Black women, she added, have been historically understudied, and when they are studied, they tend to be unjustly pathologized. Monterrosa’s research is situated within a framework of scholarship on the impacts of “system-impacted” populations — people who have been affected by the criminal-legal system, foster care system, and other social services systems. 

“All of these systems are connected and can cause families to be completely disrupted,” she said. “And what previous research has found is that those who are most impacted by the prison-industrial complex, in particular, are pathologized. The question becomes, ‘Well, what’s wrong with them? Why didn’t they do something to improve their life chances?’ 

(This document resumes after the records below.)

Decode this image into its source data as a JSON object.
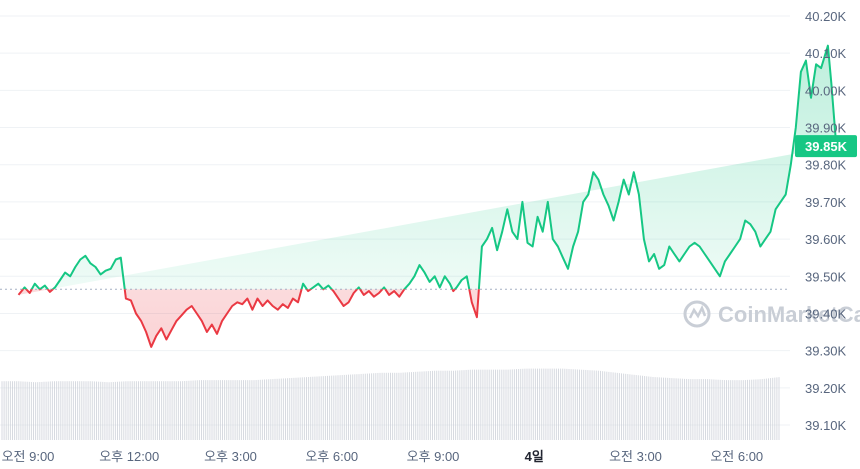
{
  "chart_data": {
    "type": "area",
    "currency_hint": "price",
    "y_tick_labels": [
      "40.20K",
      "40.10K",
      "40.00K",
      "39.90K",
      "39.80K",
      "39.70K",
      "39.60K",
      "39.50K",
      "39.40K",
      "39.30K",
      "39.20K",
      "39.10K"
    ],
    "y_tick_values": [
      40200,
      40100,
      40000,
      39900,
      39800,
      39700,
      39600,
      39500,
      39400,
      39300,
      39200,
      39100
    ],
    "ylim": [
      39070,
      40230
    ],
    "x_tick_labels": [
      "오전 9:00",
      "오후 12:00",
      "오후 3:00",
      "오후 6:00",
      "오후 9:00",
      "4일",
      "오전 3:00",
      "오전 6:00"
    ],
    "x_tick_hours": [
      0,
      3,
      6,
      9,
      12,
      15,
      18,
      21
    ],
    "x_tick_bold": [
      false,
      false,
      false,
      false,
      false,
      true,
      false,
      false
    ],
    "reference_price": 39465,
    "current_price_label": "39.85K",
    "current_price": 39850,
    "colors": {
      "up": "#16c784",
      "down": "#ea3943",
      "grid": "#eff2f5",
      "axis_text": "#58667e",
      "volume": "#c9ced6"
    },
    "series": [
      {
        "hours": [
          -0.28,
          -0.1,
          0.05,
          0.2,
          0.35,
          0.5,
          0.65,
          0.8,
          0.95,
          1.1,
          1.25,
          1.4,
          1.55,
          1.7,
          1.85,
          2.0,
          2.15,
          2.3,
          2.45,
          2.6,
          2.75,
          2.9,
          3.05,
          3.2,
          3.35,
          3.5,
          3.65,
          3.8,
          3.95,
          4.1,
          4.25,
          4.4,
          4.55,
          4.7,
          4.85,
          5.0,
          5.15,
          5.3,
          5.45,
          5.6,
          5.75,
          5.9,
          6.05,
          6.2,
          6.35,
          6.5,
          6.65,
          6.8,
          6.95,
          7.1,
          7.25,
          7.4,
          7.55,
          7.7,
          7.85,
          8.0,
          8.15,
          8.3,
          8.45,
          8.6,
          8.75,
          8.9,
          9.05,
          9.2,
          9.35,
          9.5,
          9.65,
          9.8,
          9.95,
          10.1,
          10.25,
          10.4,
          10.55,
          10.7,
          10.85,
          11.0,
          11.15,
          11.3,
          11.45,
          11.6,
          11.75,
          11.9,
          12.05,
          12.2,
          12.35,
          12.5,
          12.6,
          12.7,
          12.85,
          13.0,
          13.15,
          13.3,
          13.45,
          13.6,
          13.75,
          13.9,
          14.05,
          14.2,
          14.35,
          14.5,
          14.65,
          14.8,
          14.95,
          15.1,
          15.25,
          15.4,
          15.55,
          15.7,
          15.85,
          16.0,
          16.15,
          16.3,
          16.45,
          16.6,
          16.75,
          16.9,
          17.05,
          17.2,
          17.35,
          17.5,
          17.65,
          17.8,
          17.95,
          18.1,
          18.25,
          18.4,
          18.55,
          18.7,
          18.85,
          19.0,
          19.15,
          19.3,
          19.45,
          19.6,
          19.75,
          19.9,
          20.05,
          20.2,
          20.35,
          20.5,
          20.65,
          20.8,
          20.95,
          21.1,
          21.25,
          21.4,
          21.55,
          21.7,
          21.85,
          22.0,
          22.15,
          22.3,
          22.45,
          22.6,
          22.75,
          22.9
        ],
        "prices": [
          39450,
          39470,
          39455,
          39480,
          39465,
          39475,
          39458,
          39470,
          39490,
          39510,
          39500,
          39525,
          39545,
          39555,
          39535,
          39525,
          39505,
          39515,
          39520,
          39545,
          39550,
          39440,
          39435,
          39400,
          39380,
          39350,
          39310,
          39340,
          39360,
          39330,
          39355,
          39380,
          39395,
          39410,
          39420,
          39400,
          39380,
          39350,
          39370,
          39345,
          39380,
          39400,
          39420,
          39430,
          39425,
          39440,
          39410,
          39440,
          39420,
          39435,
          39420,
          39410,
          39425,
          39415,
          39440,
          39430,
          39480,
          39460,
          39470,
          39480,
          39465,
          39475,
          39460,
          39440,
          39420,
          39430,
          39455,
          39470,
          39450,
          39460,
          39445,
          39455,
          39470,
          39450,
          39460,
          39445,
          39465,
          39480,
          39500,
          39530,
          39510,
          39485,
          39500,
          39470,
          39500,
          39480,
          39460,
          39470,
          39490,
          39500,
          39430,
          39390,
          39580,
          39600,
          39630,
          39570,
          39620,
          39680,
          39620,
          39600,
          39700,
          39590,
          39580,
          39660,
          39620,
          39700,
          39600,
          39580,
          39550,
          39520,
          39580,
          39620,
          39700,
          39720,
          39780,
          39760,
          39720,
          39690,
          39650,
          39700,
          39760,
          39720,
          39780,
          39720,
          39600,
          39540,
          39560,
          39520,
          39530,
          39580,
          39560,
          39540,
          39560,
          39580,
          39590,
          39580,
          39560,
          39540,
          39520,
          39500,
          39540,
          39560,
          39580,
          39600,
          39650,
          39640,
          39620,
          39580,
          39600,
          39620,
          39680,
          39700,
          39720,
          39800
        ]
      }
    ],
    "spike_hours": [
      22.9,
      23.05,
      23.2,
      23.35,
      23.5,
      23.6,
      23.7,
      23.8,
      23.95,
      24.1,
      24.2
    ],
    "spike_prices": [
      39800,
      39900,
      40050,
      40080,
      39980,
      40070,
      40060,
      40090,
      40120,
      40020,
      39850
    ],
    "volume_levels": [
      0.56,
      0.56,
      0.55,
      0.56,
      0.56,
      0.56,
      0.55,
      0.56,
      0.56,
      0.56,
      0.56,
      0.57,
      0.57,
      0.57,
      0.57,
      0.58,
      0.59,
      0.6,
      0.61,
      0.62,
      0.63,
      0.64,
      0.64,
      0.65,
      0.66,
      0.66,
      0.67,
      0.67,
      0.67,
      0.68,
      0.68,
      0.68,
      0.67,
      0.66,
      0.64,
      0.62,
      0.6,
      0.59,
      0.58,
      0.58,
      0.57,
      0.57,
      0.58,
      0.6
    ],
    "watermark": "CoinMarketCap"
  }
}
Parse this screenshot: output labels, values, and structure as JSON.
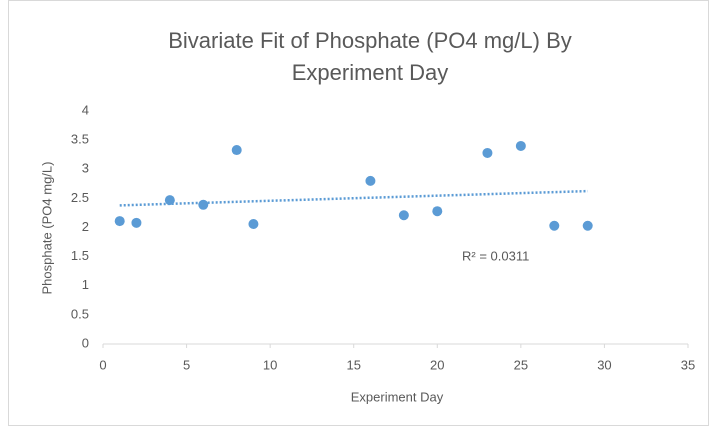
{
  "chart_data": {
    "type": "scatter",
    "title": [
      "Bivariate Fit of Phosphate (PO4 mg/L) By",
      "Experiment Day"
    ],
    "x_label": "Experiment Day",
    "y_label": "Phosphate (PO4 mg/L)",
    "annotation": "R² = 0.0311",
    "x": [
      1,
      2,
      4,
      6,
      8,
      9,
      16,
      18,
      20,
      23,
      25,
      27,
      29
    ],
    "values": [
      2.11,
      2.08,
      2.47,
      2.39,
      3.33,
      2.06,
      2.8,
      2.21,
      2.28,
      3.28,
      3.4,
      2.03,
      2.03
    ],
    "color": "#5b9bd5",
    "trendline": true,
    "xlim": [
      0,
      35
    ],
    "xticks": [
      0,
      5,
      10,
      15,
      20,
      25,
      30,
      35
    ],
    "ylim": [
      0,
      4
    ],
    "yticks": [
      0,
      0.5,
      1,
      1.5,
      2,
      2.5,
      3,
      3.5,
      4
    ],
    "grid": false
  }
}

“What we as sociologists know, however, is that people are impacted by broader structures that affect not only their individual agency, but also their communities,” she continued. “We should be critiquing the structures instead of pointing the finger at individuals. This is one small slice of the prison-industrial complex that I’m working to try to help dismantle to improve the life chances of black women, and more generally black people and racially oppressed groups.”

The American Fellowships program is the oldest noninstitutional source of graduate funding for women in the United States. The program provides fellowships for women pursuing full-time study to complete dissertations, conducting postdoctoral research full time, or preparing research for publication for eight consecutive weeks.

Since 1888, AAUW has awarded more than $115 million in fellowships, grants, and awards to 13,000 recipients from more than over countries. For the 2019–20 academic year, the association awarded more than $4 million in fellowships and grants to roughly 260 scholars, research projects, and programs promoting education and equity for women and girls.